To ask the Secretary of State for Communities and Local Government, what assessment he has made of the revenue that would be generated from additional council tax bands on higher value homes, broken down by (a) the total revenue generated UK wide, (b) the total generated in the Greater London region and (c) a breakdown for each threshold and band value (i) UK wide and (ii) in the Greater London region.

Brandon Lewis

No assessment has been made as we have no intention of introducing higher council tax bands.

Council tax re-banding would require a wholesale council tax revaluation, hitting ordinary home owners with higher taxes, especially those who have undertaken home improvements. Fundamentally, council tax is not a wealth tax; it is a local charge for the use of local services. The current banded system is intentionally designed to avoid the flaws and inequities of both the poll tax and of domestic rates, the former which taxed multiple-adult homes too much, and the latter which taxed both family homes and pensioner households too much.

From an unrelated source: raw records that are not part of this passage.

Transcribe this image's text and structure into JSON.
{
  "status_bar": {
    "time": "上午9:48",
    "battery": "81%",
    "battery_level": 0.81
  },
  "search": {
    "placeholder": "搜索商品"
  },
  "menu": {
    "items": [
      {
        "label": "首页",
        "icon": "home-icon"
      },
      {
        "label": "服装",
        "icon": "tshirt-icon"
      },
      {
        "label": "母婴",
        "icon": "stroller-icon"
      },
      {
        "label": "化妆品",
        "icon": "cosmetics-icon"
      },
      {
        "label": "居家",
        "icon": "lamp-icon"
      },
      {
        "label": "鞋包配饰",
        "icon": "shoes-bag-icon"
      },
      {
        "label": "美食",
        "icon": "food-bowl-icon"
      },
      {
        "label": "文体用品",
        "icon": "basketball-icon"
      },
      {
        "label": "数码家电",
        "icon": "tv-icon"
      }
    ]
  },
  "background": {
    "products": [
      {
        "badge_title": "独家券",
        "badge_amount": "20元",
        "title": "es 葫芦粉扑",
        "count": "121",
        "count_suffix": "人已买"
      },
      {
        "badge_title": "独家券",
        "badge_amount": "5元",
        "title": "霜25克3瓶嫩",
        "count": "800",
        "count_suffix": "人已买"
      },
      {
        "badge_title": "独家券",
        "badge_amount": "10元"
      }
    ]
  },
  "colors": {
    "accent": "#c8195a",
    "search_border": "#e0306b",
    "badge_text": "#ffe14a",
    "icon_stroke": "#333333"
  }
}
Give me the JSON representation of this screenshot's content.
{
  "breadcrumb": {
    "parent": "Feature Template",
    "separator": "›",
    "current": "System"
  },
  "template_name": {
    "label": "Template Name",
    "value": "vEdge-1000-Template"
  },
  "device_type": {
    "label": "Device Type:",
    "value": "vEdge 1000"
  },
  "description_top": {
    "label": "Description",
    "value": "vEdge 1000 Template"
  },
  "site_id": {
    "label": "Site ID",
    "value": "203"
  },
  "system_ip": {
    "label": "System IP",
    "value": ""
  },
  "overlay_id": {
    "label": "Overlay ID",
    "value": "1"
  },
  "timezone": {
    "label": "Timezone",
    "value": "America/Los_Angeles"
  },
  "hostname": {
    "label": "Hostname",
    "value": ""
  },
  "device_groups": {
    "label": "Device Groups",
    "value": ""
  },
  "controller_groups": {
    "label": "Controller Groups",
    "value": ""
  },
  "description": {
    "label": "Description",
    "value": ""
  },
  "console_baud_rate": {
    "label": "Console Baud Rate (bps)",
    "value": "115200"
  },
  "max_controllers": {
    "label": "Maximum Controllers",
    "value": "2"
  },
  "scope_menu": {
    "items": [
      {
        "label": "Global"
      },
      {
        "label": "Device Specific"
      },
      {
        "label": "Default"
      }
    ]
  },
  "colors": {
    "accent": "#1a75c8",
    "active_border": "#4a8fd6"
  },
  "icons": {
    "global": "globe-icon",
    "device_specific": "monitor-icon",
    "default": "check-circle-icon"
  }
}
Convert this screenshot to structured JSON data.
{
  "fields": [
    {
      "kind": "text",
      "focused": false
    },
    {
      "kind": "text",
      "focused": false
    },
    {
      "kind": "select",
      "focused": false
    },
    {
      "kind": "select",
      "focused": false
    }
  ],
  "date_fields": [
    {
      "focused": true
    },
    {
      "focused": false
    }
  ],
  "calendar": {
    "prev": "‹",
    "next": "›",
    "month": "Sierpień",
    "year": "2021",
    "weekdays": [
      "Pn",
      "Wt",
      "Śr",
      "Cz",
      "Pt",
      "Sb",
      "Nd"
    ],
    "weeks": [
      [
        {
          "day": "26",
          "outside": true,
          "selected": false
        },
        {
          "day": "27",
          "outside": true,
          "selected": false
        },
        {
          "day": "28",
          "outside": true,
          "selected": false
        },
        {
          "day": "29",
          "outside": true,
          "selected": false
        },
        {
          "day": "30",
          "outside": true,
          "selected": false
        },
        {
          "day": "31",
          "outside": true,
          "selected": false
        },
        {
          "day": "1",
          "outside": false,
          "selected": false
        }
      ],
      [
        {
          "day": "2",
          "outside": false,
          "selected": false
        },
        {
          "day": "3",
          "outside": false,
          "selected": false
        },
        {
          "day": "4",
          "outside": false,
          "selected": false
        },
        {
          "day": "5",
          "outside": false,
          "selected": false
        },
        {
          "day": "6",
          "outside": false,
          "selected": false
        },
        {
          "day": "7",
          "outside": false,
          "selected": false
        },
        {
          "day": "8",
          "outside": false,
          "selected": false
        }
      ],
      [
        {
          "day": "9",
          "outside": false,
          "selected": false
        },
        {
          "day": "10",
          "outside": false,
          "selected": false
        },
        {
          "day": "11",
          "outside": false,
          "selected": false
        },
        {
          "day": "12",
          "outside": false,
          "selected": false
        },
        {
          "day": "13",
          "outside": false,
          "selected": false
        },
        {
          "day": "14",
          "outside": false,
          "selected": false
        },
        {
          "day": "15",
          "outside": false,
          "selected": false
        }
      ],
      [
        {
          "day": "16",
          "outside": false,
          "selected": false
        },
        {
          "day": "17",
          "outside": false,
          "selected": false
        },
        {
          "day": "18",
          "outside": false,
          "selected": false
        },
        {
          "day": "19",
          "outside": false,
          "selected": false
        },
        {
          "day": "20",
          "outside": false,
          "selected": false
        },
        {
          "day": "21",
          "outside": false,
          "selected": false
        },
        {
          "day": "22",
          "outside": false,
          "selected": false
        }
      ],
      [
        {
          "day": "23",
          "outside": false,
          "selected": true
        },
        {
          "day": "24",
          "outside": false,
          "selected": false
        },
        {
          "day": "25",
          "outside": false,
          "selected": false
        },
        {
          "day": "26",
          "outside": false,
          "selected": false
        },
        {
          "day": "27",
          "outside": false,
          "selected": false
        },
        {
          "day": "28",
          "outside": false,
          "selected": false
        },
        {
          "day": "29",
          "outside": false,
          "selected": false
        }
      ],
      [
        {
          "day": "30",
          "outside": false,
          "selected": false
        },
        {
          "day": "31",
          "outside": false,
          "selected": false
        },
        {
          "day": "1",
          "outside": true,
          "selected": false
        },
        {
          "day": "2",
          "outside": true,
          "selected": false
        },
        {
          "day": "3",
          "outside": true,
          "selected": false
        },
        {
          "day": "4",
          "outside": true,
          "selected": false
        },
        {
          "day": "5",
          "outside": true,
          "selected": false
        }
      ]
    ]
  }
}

I would note that the last Labour Government and Welsh Assembly Government jointly undertook a council tax revaluation and re-banding exercise in Wales in 2005. Four times as many homes moved up one or more bands than moved down. Two-thirds of the net rises were amongst homes (originally) in Bands A to C, meaning that those on more modest incomes were hardest hit.

Labour Ministers originally claimed that revaluation was revenue-neutral, but this was not the case. In the first year of the revaluation, council tax income rose by 10 per cent, of which 4 per cent was due to that year’s increase in Band D rates, and 6 per cent due to more properties in higher bands due to the revaluation (Welsh Assembly Government, Submission to the Lyons Inquiry into Local Government, Annex B: Council Tax Revaluation and Rebanding 2005 Chronology and Facts, March 2006). To place that in context, a 6 per cent rise in council tax receipts in England would today represent a sustained tax increase on hard-working people of £1.4 billion a year, every year.

As the then Chairman of the Communities and Local Government Select Committee, Phyllis Starkey (then the hon. Member for Milton Keynes South West), observed: “The Welsh Assembly – I believe it was my party, but I am not making an excuse for it – took advantage of the revaluation hugely to increase the total [tax] take” (3 February 2010, Official Report, Column 383).

Instead of finding new ways to tax people, this Government has given extra funding to town halls to help freeze council tax. We cancelled any plans for a council tax revaluation. We have handed local residents new rights to veto big local tax hikes, so local people have the final say on the amount they pay. Council tax in England more than doubled under the Labour Government; under this Government, bills have fallen by 11 per cent in real terms, giving families financial security and helping hard-working people with the cost of living.